Many software applications (e.g., e-mail) are designed to operate on both a client device and a server system, or on a client device with support from a server system. These applications enable a user to freely create, receive, transmit, and modify data regardless of whether the user is operating on the client device or on the server. Synchronization of data between the client and the server allows consistency to be maintained between the application data residing on the client and the server. Synchronization is important as, for reasons of efficiency, a client device generally operates mainly with locally-stored data. For example, in the case of a client-server email application where an e-mail client executes on a portable device (such as a laptop or a mobile telephone) in communication with a separate email server, synchronization of email application data requires that email messages received at the email server are downloaded to the email client (this is called downhill synchronization) and operations performed on the locally-stored email data by the client are subsequently uploaded to the email server (this is called uphill synchronization).
Data synchronization can operate between a client and server more or less continuously as long as the server and the client remain in communication. However, synchronization becomes more challenging when the server and client have been out of communication for while, either due to a communications outage or the need for the client to operate in an offline or “airplane” mode, or when the client device is being newly configured to connect to the server, in which case the client device has little or no local application data stored in its memory. In such a situation, a large amount of data received at the server during a communication outage will not have been synchronized to the client when the client reconnects to the server, nor will offline client operations have been synchronized to the server. The subsequent synchronization step, where a large amount of application data needs to be downloaded to the client, is sometimes referred to as “priming the cache” of the client device.
Prior approaches to priming the cache of a client device are inconvenient and/or slow. This is especially the case in those prior implementations that require priming to be completed before the client is able to start operating with the downloaded application data. Priming the cache in this way can be a long process that requires a user to wait for a substantial time prior to being able to use the locally-stored data.
For example, in one prior implementation for priming the cache of a client device with email application data, a substantial portion of the email data stored at the server is first written onto one or more CDs, then a user physically copies the data from the CDs onto a client device (such as a laptop).
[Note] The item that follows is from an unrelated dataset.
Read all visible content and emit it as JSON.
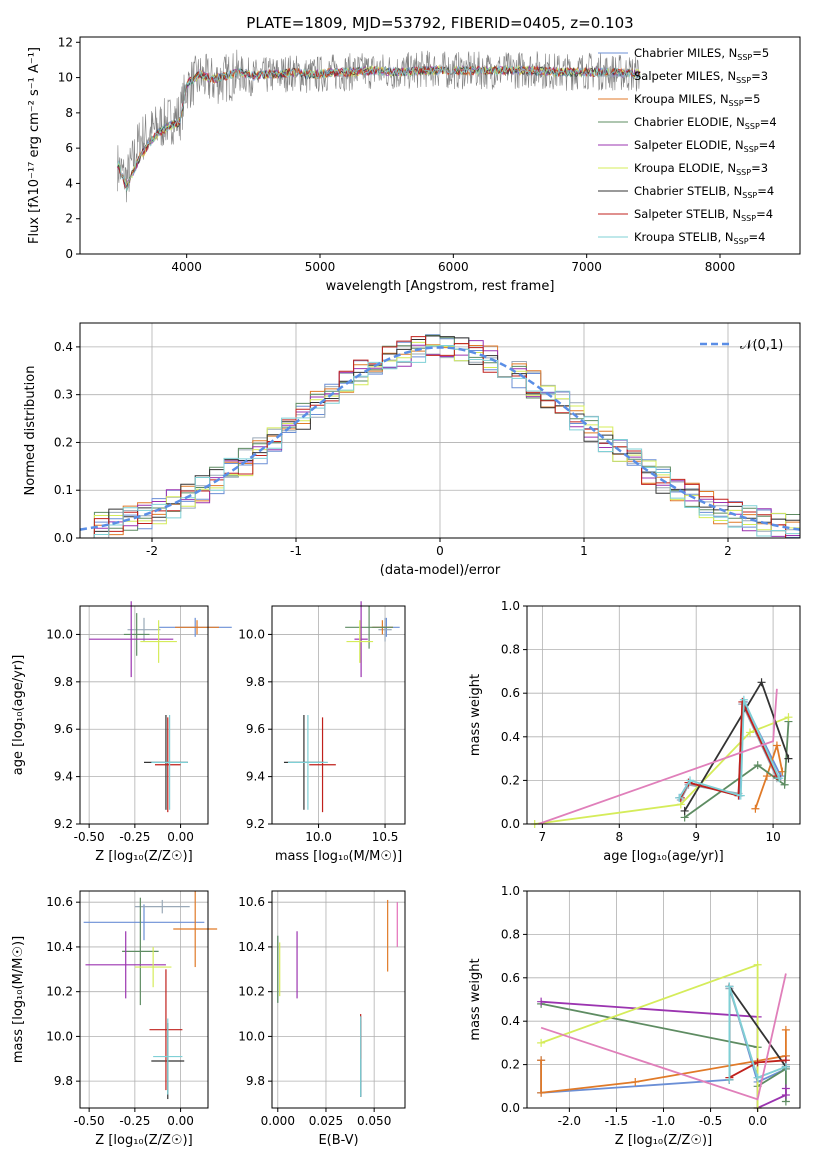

In other implementations, the set of data to be synchronized to a client is downloaded via a network connection, which means that a communication outage could interrupt a lengthy downhill synchronization operation, rendering the client device unable to use any of the downloaded data.
In other implementations of downhill synchronization, the data to be synchronized to a client is downloaded from the server chronologically, from oldest to newest data, which means that, should the client go offline prior to completion of synchronization (and was able to use the incomplete data), only the oldest data would be available on the client device, which would be frustrating to the user—especially in the case where the user no longer is able to connect to the server.
Since client devices generally have less memory available to store application data than servers, a more desirable method of synchronization of data from the server (which is often a subset of all data stored on the server) to the client is preferred so that a user of the client can have immediate access to the most relevant data after each synchronization.